Privacy and Trust: Franzen on Fresh Air

Yesterday I heard a brief segment of Terry Gross' Fresh Air interview with Jonathan Franzen. Franzen explained that as a writer he is a bit of an exhibitionist. He takes his privately lived moments and filters them through his imagination to create fiction. Increasingly, he simply shares his private, interior life publicly.

Gross asked, how do you share responsibly? How do you share your experience, as it's relevant and compelling to larger, shared experience, while having a sense of respect for those in your life implicated in your stories and while protecting your own sphere? I'm paraphrasing as I can't find a transcript yet but here's my take-away: we have control over what we share. We share what stimulates the collective imagination and clarifies individual and collective experience. We keep secrets. Our secrets give us identity.

If our every thought and perception was shared in a sense, we would cease to be. The boundary between what is known and unknown about us breaks down. In this instance, there is no longer intimacy. Intimacy comes from that deep sharing of secrets. When you fall in love, you start listing your previous homes and jobs and moments so that the other person is allowed in to your memories and past. Intimacy comes from the trust, the sharing of secrets. When everything is known, there is no longer the hope or possibility of creating trust and intimacy.

Mind blown.

Last Sunday I lounged on a raft in a pool and had a similar conversation with some friends. A few had read my blog and mentioned this to me (thank you, kind people!). I shared that this blog came into being when my fantastic web designer suggested and created it as a way to direct more traffic to my site. I began blogging so that folks might feel compelled to take a yoga class with me or join me on a retreat. And I found that I like blogging.

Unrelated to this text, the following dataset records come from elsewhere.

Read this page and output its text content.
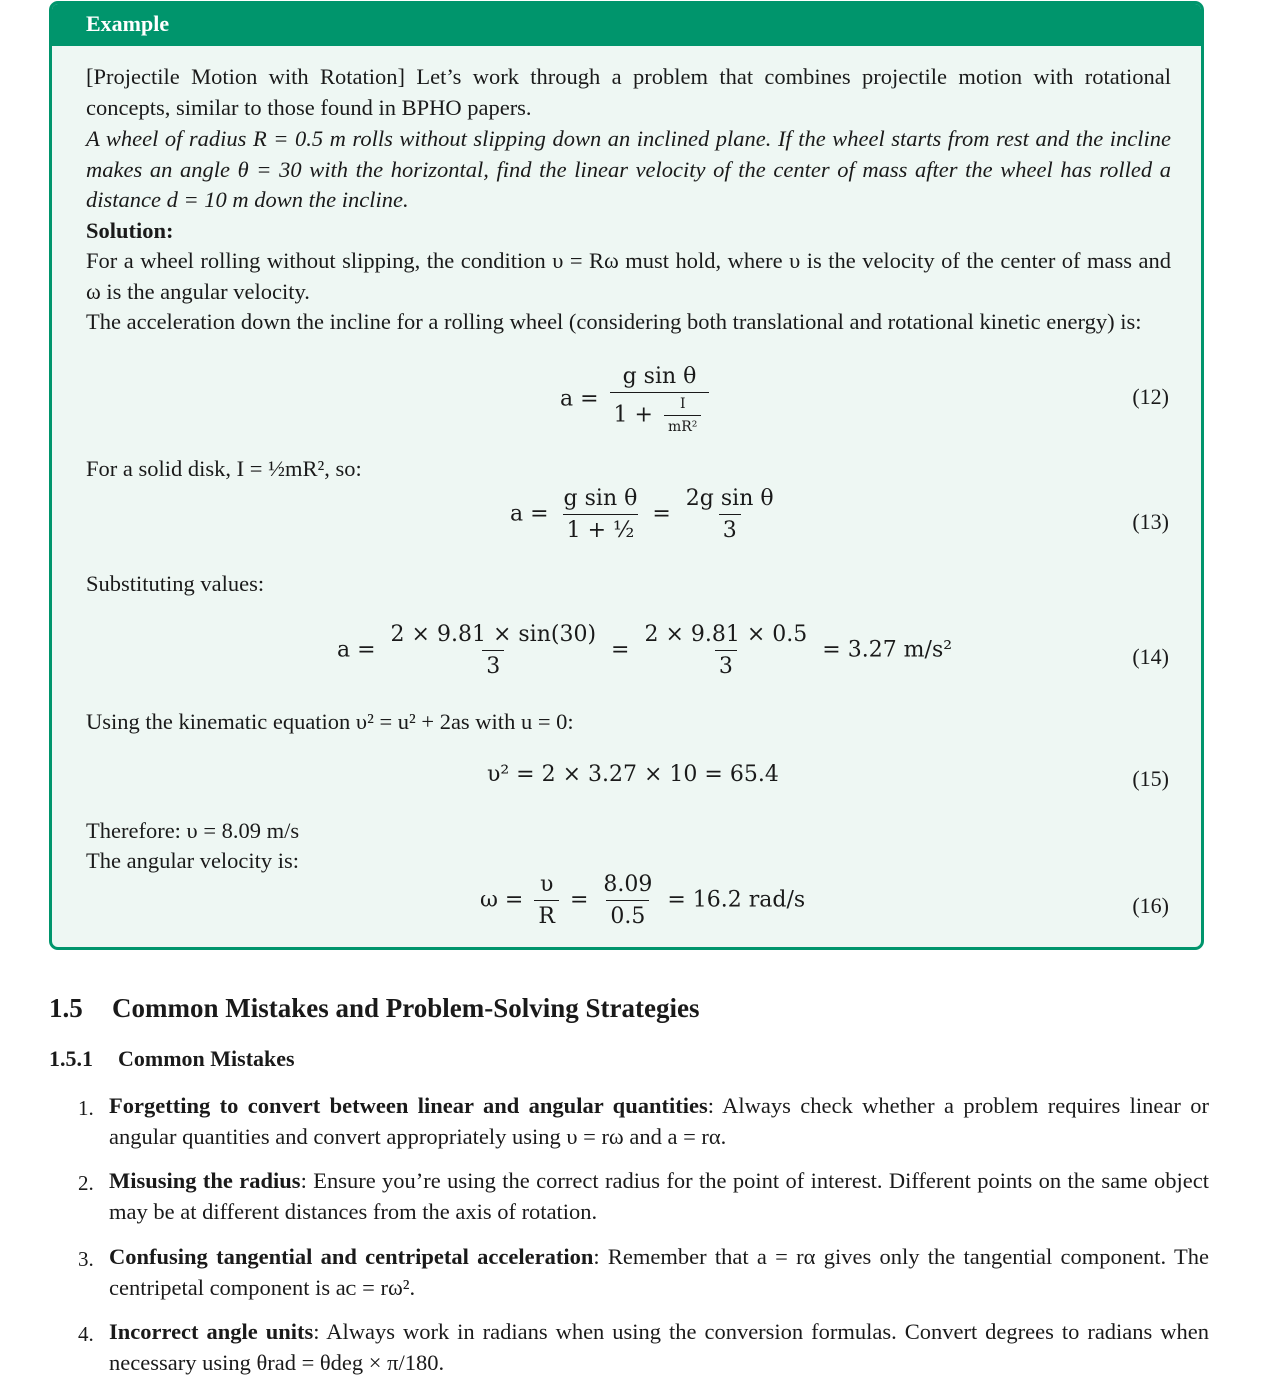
Example

[Projectile Motion with Rotation] Let’s work through a problem that combines projectile motion with rotational concepts, similar to those found in BPHO papers.

A wheel of radius R = 0.5 m rolls without slipping down an inclined plane. If the wheel starts from rest and the incline makes an angle θ = 30 with the horizontal, find the linear velocity of the center of mass after the wheel has rolled a distance d = 10 m down the incline.

Solution:

For a wheel rolling without slipping, the condition υ = Rω must hold, where υ is the velocity of the center of mass and ω is the angular velocity.

The acceleration down the incline for a rolling wheel (considering both translational and rotational kinetic energy) is:

$a = \frac{\text{g sin θ}}{1 + \frac{I}{\text{mR²}}}$	(12)

For a solid disk, I = ½mR², so:

$a = \frac{\text{g sin θ}}{\text{1 + ½}} = \frac{\text{2g sin θ}}{3}$	(13)

Substituting values:

$a = \frac{2 \times 9.81 \times \sin(30)}{3} = \frac{2 \times 9.81 \times 0.5}{3} = 3.27$ m/s²	(14)

Using the kinematic equation υ² = u² + 2as with u = 0:

υ² = 2 × 3.27 × 10 = 65.4	(15)

Therefore: υ = 8.09 m/s

The angular velocity is:

$\omega = \frac{\upsilon}{R} = \frac{8.09}{0.5} = 16.2$ rad/s	(16)
1.5 Common Mistakes and Problem-Solving Strategies
1.5.1 Common Mistakes
1. Forgetting to convert between linear and angular quantities: Always check whether a problem requires linear or angular quantities and convert appropriately using υ = rω and a = rα.
2. Misusing the radius: Ensure you’re using the correct radius for the point of interest. Different points on the same object may be at different distances from the axis of rotation.
3. Confusing tangential and centripetal acceleration: Remember that a = rα gives only the tangential component. The centripetal component is aᴄ = rω².
4. Incorrect angle units: Always work in radians when using the conversion formulas. Convert degrees to radians when necessary using θrad = θdeg × π/180.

Given that I'm an entrepreneur, I have to market. Given that I teach yoga, host retreats, and a number of other services that have to do with creating a charged or meaningful space for another, it's helpful to share something of myself so that those working with me have a degree of comfort. I've self-identified as a writer since I was a teenager, which also pushes me a bit towards the exhibitionist camp.

Yet, with the increased presence of social media and our collective increased sharing, I worry. I still share (obviously). But I worry. I worry about what I'm relinquishing that I don't even see or know or recognize or value. I worry about the implications of my tellings on those in my life. I try to behave responsibly, ask those involved how they feel, and proceed from there, but still. I worry.

I wrote about this before after posing a similar question to Cheryl Strayed at a Free Library event in Philly. She said a lot, but my takeaways were: she's waited 20 years to be confessional about certain events, she also talks to implicated parties, and ultimately, they're her stories.

And I read them. I read them voraciously because they connect to my own experience.

I think about this too because I've spent plenty of time being repressed and surrounded by repression. I'm fearful of once more living without emotional honesty nor transparency. I err towards sharing because it feels safer to me. I think we can all use a bigger emotional vocabulary. I want emotional literacy to be cultivated and practiced. Some secrets control us individually and collectively. I want these closets opened, the skeletons excavated.

But I realize that much of this feeling could be reactionary. How do we cultivate balance? Share in a way that promotes transparency and honesty? Withold what is dear for privacy and mutual respect?

Strayed and Franzen have each made choices about what they share and what they guard. Something is guarded and those details are precious. These secrets are only given to those in close proximity where intimacy is created and nourished. It helps me understand how I can trust myself and be trustworthy to those around me: I give thought to what I release and thought to what I hold close. There's substance to me.

It makes me think about larger social media as well. What do we give away and what is it worth? I will happily tell you about my current work projects or how we can work together. The quieter details of my private life? You have to buy me dinner first.